Acaba de decir, si se quiere, que su respuesta es una obviedad, pero lo que no es tan obvio es el accidentado recorrido de este país en su búsqueda de las formas republicanas. Y aún no lo hemos conseguido. Lo digo porque ha habido recurrencia, insistencia, en ese propósito, pero vemos que se ha saldado con una cadena de fracasos. Y el chavismo, o lo que pretenda ser, podríamos decir…

que es el macro fracaso. En nuestra generación pensamos que el mundo era ése, esos 40 años de democracia. Es impresionante cómo esa visión se nos ha achicado a lo largo de lo que hemos vivido. Es un periodo, si se quiere, muy estrecho de nuestra historia. Ahora, yo no descartaría el esfuerzo que la sociedad venezolana hace, e incluyo a la clase política, en las postrimerías del gomecismo por avanzar hacia ese país que, finalmente, pudimos consolidar. Que fueron marchas y contra marchas. Medina, el golpe que finalmente derivó en la dictadura de Pérez Jiménez, digamos, entre el 36 y el 56, quizás un poco más, fue ese debate: lo logramos o no lo logramos. ¿Se va a afianzar la democracia o no? Tuvimos subidas y bajadas, pero, finalmente, el país se enrumbó a partir del 58. Pienso que alrededor de ese hecho, de esa realización que tuvo su comienzo en el 36, hubo un consenso importante. Tuvo, además, pensadores.

Políticos con una faceta intelectual muy sólida. ¿Qué cargos le formularía usted al chavismo en el terreno cultural?

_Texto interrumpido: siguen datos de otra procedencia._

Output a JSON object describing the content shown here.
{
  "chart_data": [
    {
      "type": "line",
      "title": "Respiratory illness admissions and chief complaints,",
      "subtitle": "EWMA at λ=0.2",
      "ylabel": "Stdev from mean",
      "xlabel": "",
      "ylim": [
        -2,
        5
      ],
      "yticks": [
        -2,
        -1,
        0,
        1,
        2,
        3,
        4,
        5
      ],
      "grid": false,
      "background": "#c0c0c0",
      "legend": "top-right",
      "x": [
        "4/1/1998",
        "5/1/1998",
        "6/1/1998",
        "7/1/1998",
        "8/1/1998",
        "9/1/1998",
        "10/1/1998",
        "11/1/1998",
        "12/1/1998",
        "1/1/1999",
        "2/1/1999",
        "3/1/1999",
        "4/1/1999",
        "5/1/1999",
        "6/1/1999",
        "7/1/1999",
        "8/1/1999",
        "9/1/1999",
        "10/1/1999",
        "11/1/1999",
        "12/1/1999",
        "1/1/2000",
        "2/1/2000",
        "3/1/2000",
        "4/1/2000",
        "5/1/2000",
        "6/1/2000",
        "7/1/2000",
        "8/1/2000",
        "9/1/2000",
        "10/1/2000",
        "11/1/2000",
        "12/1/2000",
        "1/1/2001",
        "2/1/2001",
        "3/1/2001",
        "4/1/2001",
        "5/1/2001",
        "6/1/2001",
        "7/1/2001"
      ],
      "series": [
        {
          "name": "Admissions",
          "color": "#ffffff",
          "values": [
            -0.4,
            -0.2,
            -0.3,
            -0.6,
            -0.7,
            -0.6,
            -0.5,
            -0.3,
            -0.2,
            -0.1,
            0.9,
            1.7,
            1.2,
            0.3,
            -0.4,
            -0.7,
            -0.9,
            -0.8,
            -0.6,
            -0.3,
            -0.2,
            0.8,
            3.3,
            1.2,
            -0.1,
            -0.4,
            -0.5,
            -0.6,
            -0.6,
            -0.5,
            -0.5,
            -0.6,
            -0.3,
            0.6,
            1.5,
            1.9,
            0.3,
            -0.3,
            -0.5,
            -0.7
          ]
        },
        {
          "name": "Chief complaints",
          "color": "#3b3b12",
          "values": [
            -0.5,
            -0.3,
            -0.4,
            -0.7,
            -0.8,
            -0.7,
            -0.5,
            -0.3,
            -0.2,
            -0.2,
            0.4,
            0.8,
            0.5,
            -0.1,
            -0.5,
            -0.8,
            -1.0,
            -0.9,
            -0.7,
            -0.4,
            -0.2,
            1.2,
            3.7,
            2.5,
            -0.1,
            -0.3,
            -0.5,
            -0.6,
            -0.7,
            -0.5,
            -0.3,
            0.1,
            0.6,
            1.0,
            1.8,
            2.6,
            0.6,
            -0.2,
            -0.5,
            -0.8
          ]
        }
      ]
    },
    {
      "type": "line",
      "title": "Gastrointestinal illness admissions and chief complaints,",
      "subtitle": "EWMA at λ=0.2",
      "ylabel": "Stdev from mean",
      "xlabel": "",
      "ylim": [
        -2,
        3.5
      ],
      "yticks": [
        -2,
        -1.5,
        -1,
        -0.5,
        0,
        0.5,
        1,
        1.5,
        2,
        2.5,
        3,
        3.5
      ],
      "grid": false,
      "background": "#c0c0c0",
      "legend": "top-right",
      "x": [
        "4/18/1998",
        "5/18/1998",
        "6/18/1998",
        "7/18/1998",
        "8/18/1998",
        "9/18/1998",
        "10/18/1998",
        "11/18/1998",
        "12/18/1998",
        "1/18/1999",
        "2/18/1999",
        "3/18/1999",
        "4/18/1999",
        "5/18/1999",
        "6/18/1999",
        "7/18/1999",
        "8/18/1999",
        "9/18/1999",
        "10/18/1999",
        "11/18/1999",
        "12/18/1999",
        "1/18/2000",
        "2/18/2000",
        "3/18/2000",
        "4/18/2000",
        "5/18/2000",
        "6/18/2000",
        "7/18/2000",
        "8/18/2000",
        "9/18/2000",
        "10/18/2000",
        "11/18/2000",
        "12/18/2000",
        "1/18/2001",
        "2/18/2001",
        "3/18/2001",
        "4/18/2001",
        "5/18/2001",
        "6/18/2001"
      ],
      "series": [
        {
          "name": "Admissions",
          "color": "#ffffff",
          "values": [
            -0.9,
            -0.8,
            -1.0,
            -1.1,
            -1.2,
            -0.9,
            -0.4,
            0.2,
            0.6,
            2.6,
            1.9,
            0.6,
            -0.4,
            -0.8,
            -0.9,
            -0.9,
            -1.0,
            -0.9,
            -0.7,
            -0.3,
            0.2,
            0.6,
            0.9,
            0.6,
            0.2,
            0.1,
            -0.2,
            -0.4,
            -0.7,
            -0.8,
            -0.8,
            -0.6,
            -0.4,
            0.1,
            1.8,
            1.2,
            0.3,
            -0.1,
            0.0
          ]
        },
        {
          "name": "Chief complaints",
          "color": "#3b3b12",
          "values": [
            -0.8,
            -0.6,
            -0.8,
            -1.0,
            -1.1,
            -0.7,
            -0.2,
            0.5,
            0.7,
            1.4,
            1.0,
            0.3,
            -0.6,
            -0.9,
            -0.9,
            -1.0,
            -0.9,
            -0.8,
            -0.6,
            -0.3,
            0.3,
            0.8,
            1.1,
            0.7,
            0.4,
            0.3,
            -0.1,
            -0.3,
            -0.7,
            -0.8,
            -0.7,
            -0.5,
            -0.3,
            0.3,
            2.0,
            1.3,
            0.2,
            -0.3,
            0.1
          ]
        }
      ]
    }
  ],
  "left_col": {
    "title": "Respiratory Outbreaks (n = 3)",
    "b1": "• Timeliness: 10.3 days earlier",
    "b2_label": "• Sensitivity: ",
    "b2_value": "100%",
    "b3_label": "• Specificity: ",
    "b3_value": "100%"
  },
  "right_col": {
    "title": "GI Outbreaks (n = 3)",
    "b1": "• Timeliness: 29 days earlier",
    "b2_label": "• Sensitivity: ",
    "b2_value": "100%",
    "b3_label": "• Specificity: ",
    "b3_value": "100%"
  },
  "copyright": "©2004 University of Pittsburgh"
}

Pensaría en dos campos. Uno, el de las políticas públicas, en el cual un Estado tiene que responder, bueno, la destrucción total de esas políticas como las entendíamos desde 1940, cuando el Estado venezolano crea una primera figura, la dirección de Cultura del Ministerio de Educación. Esa dependencia crea la revista Tricolor que inunda a las escuelas y comienza a darles a los niños una visión de país que no existía. Asimismo, crea la Biblioteca popular venezolana, que es nuestro primer gran esfuerzo bibliográfico de ordenar la cultura venezolana desde que el país es país, pequeño detalle, ¿no? Esa dirección se convierte en el INCIBA en los años 60 y posteriormente en el CONAC, en los años 70. Se promulgan y desarrollan las leyes sectoriales —la ley del libro, la ley del cine, por ejemplo—, fue un crecimiento de políticas públicas y de legislación cultural importante cuando lo comparas con cualquier país.

¿Y el segundo campo?

La propia visión que el chavismo tiene de la cultura, que es una cosa despreciada y le crea animadversión. La cultura, entendida como ese ejercicio libre del pensamiento y del espíritu, es algo que a cualquier régimen totalitario le resulta absolutamente incómoda. Entonces, las políticas públicas se han anulado por completo. Los museos son fantasmas. Monte Ávila se convirtió en un sello doctrinario. En fin, toda esa cosa espantosa. Eso se desmanteló por completo. A nivel del Estado no se puede contar con nada. No hay libertad de pensamiento, pero sí una visión colectivista que es el horror. Es, por decir algo, amable, una cosa totalmente anacrónica. El desarrollo del arte contemporáneo, de disciplinas como el cine, nada de eso existe en esa mentalidad.

Ésta será una nueva ocasión para que algunos de sus detractores, incluidos aquellos con quienes mantuvo amistad, digan: «Ahí está López Ortega añorando los 40 años de la democracia, extrañando el puntofijismo, reunido con un periodista que anda en la misma onda». ¿Al final qué podemos hacer? Y no lo digo sólo por nosotros, sino como sociedad, para que no seamos nostálgicos.

Yo pensé que lo vivido en el siglo XX iba a resultar suficiente antídoto para que el ejercicio intelectual fuera en función de la crítica de las ideas y no de doctrinas, de populismo, y de pensamientos que finalmente no piensa. Yo pensé que había suficientes razones para que los intelectuales venezolanos, por ejemplo, entendieran que la función intelectual es otra. Pero, si algo me ha sorprendido, y lo digo en mi libro Diario de sombra, incluso a nivel personal, de amistades cosechadas en 20 o 30 años, si algo no termino de entender es cómo tantos creadores, tantos intelectuales, claudicaron frente a la libertad de creación, de libre pensamiento intelectual, y se apegaron a doctrinas y dejaron de pensar.